By Karthika Swamy Cohen
Hybrid manufacturing systems, which employ additive or 3D-printing technologies along with subtractive methods that include more traditional machining techniques are becoming increasingly popular.
Modern 3D printing has been popular for rapid prototype development, but is now starting to make inroads into the manufacturing world. In additive manufacturing, 3D objects are constructed by successively depositing material in layers to create a predesigned shape.
Subtractive manufacturing starts with a block of material, from which material is successively cut away to obtain a given 3D shape. Subtractive manufacturing can be done by manually cutting the material but is most typically done with CNC machines that use computers to control machine tools, such as lathes, mills, and grinders.
3D printing generally involves various steps, starting with an input model, followed by orientation and positioning, addition of support structures, slicing, path planning, and machine instructions, which can all be enhanced by computational tools. The 3D model is first sliced into layers, which are then manufactured one at a time.
Behandish started with a 1988 quote by H. B. Voelcker, paraphrasing, “Our design tools aren't sophisticated enough for our manufacturing tools.” This remains true today.
Behandish presented examples of two of the latest software in subtractive and additive manufacturing, explaining how to expand the tools to go beyond what is available today.
The first tool he described, uFAB cloud based software, is an automated system for process planning for subtractive and additive manufacturing. It uses geometric reasoning and time and cost estimation to examine hundreds of millions of ways a 3D part can be made. It uses techniques from artificial intelligence planning at each step; each plan has different stages which allows material removal.
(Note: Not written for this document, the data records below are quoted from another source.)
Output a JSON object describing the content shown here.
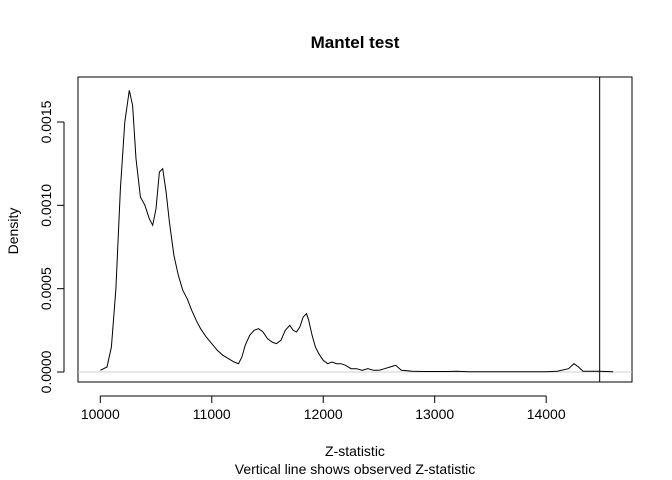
{
  "chart_data": {
    "type": "line",
    "title": "Mantel test",
    "xlabel": "Z-statistic",
    "subtitle": "Vertical line shows observed Z-statistic",
    "ylabel": "Density",
    "xlim": [
      9800,
      14770
    ],
    "ylim": [
      -6e-05,
      0.00177
    ],
    "xticks": [
      "10000",
      "11000",
      "12000",
      "13000",
      "14000"
    ],
    "yticks": [
      "0.0000",
      "0.0005",
      "0.0010",
      "0.0015"
    ],
    "baseline": 0,
    "observed": 14480,
    "grid": false,
    "series": [
      {
        "x": [
          10000,
          10060,
          10100,
          10140,
          10180,
          10220,
          10260,
          10290,
          10320,
          10360,
          10400,
          10440,
          10470,
          10500,
          10530,
          10560,
          10590,
          10620,
          10660,
          10700,
          10740,
          10780,
          10820,
          10860,
          10900,
          10950,
          11000,
          11050,
          11100,
          11150,
          11200,
          11240,
          11270,
          11300,
          11340,
          11380,
          11420,
          11460,
          11500,
          11540,
          11580,
          11620,
          11660,
          11700,
          11730,
          11760,
          11790,
          11820,
          11850,
          11870,
          11900,
          11930,
          11960,
          12000,
          12040,
          12080,
          12120,
          12160,
          12200,
          12250,
          12300,
          12350,
          12400,
          12450,
          12500,
          12550,
          12600,
          12650,
          12700,
          12800,
          12900,
          13000,
          13100,
          13200,
          13300,
          13400,
          13600,
          13800,
          14000,
          14100,
          14200,
          14250,
          14290,
          14330,
          14400,
          14480,
          14600
        ],
        "y": [
          1e-05,
          3e-05,
          0.00015,
          0.0005,
          0.0011,
          0.0015,
          0.00169,
          0.0016,
          0.00128,
          0.00105,
          0.001,
          0.00092,
          0.00088,
          0.00098,
          0.0012,
          0.00122,
          0.00108,
          0.0009,
          0.0007,
          0.00058,
          0.00049,
          0.00044,
          0.00037,
          0.00031,
          0.00026,
          0.00021,
          0.00017,
          0.00013,
          0.0001,
          8e-05,
          6e-05,
          5e-05,
          9e-05,
          0.00016,
          0.00022,
          0.00025,
          0.00026,
          0.00024,
          0.0002,
          0.00018,
          0.00017,
          0.00019,
          0.00025,
          0.00028,
          0.00025,
          0.00024,
          0.00027,
          0.00033,
          0.00035,
          0.00031,
          0.00022,
          0.00015,
          0.00011,
          7e-05,
          5e-05,
          6e-05,
          5e-05,
          5e-05,
          4e-05,
          2e-05,
          2e-05,
          1e-05,
          2e-05,
          1e-05,
          1e-05,
          2e-05,
          3e-05,
          4e-05,
          1e-05,
          5e-06,
          3e-06,
          3e-06,
          3e-06,
          5e-06,
          2e-06,
          2e-06,
          2e-06,
          2e-06,
          2e-06,
          5e-06,
          2e-05,
          5e-05,
          3e-05,
          5e-06,
          5e-06,
          5e-06,
          2e-06
        ]
      }
    ]
  }
}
During the planning stage, the user removes as much material as he can, and if there is insufficient material, the software reports back alerting the uses that those particular features cannot be manufactured.
The next example Behandish described was a prop type software for 3D printing called MakeSim.
Here, mathematical morphology primarily computes the maximum subset of each slide that can be printed for minimum manufacturable feature size. Here, after the software computes different layers, it reports any parts that cannot be properly manufactured due to their size being smaller than the minimum feature slices.
Behandish then described DARPA’s TRANsformative DESign project whose aim is to design new tools to gain the level of complexity we need with design. The program aims to advance mathematics and computational tools to improve the complexity of design, and develop engineering tools to address design representation, analysis, and synthesis.
Behandish discussed an emerging paradigm of analytic methods that reevaluate a wide range of important geometric operations in measure-theory, convolution algebra, and digital signal processing.
These tools offer great promise for the use of computational design technology for traditional manufacturing, modern material structures, and fabrication processes.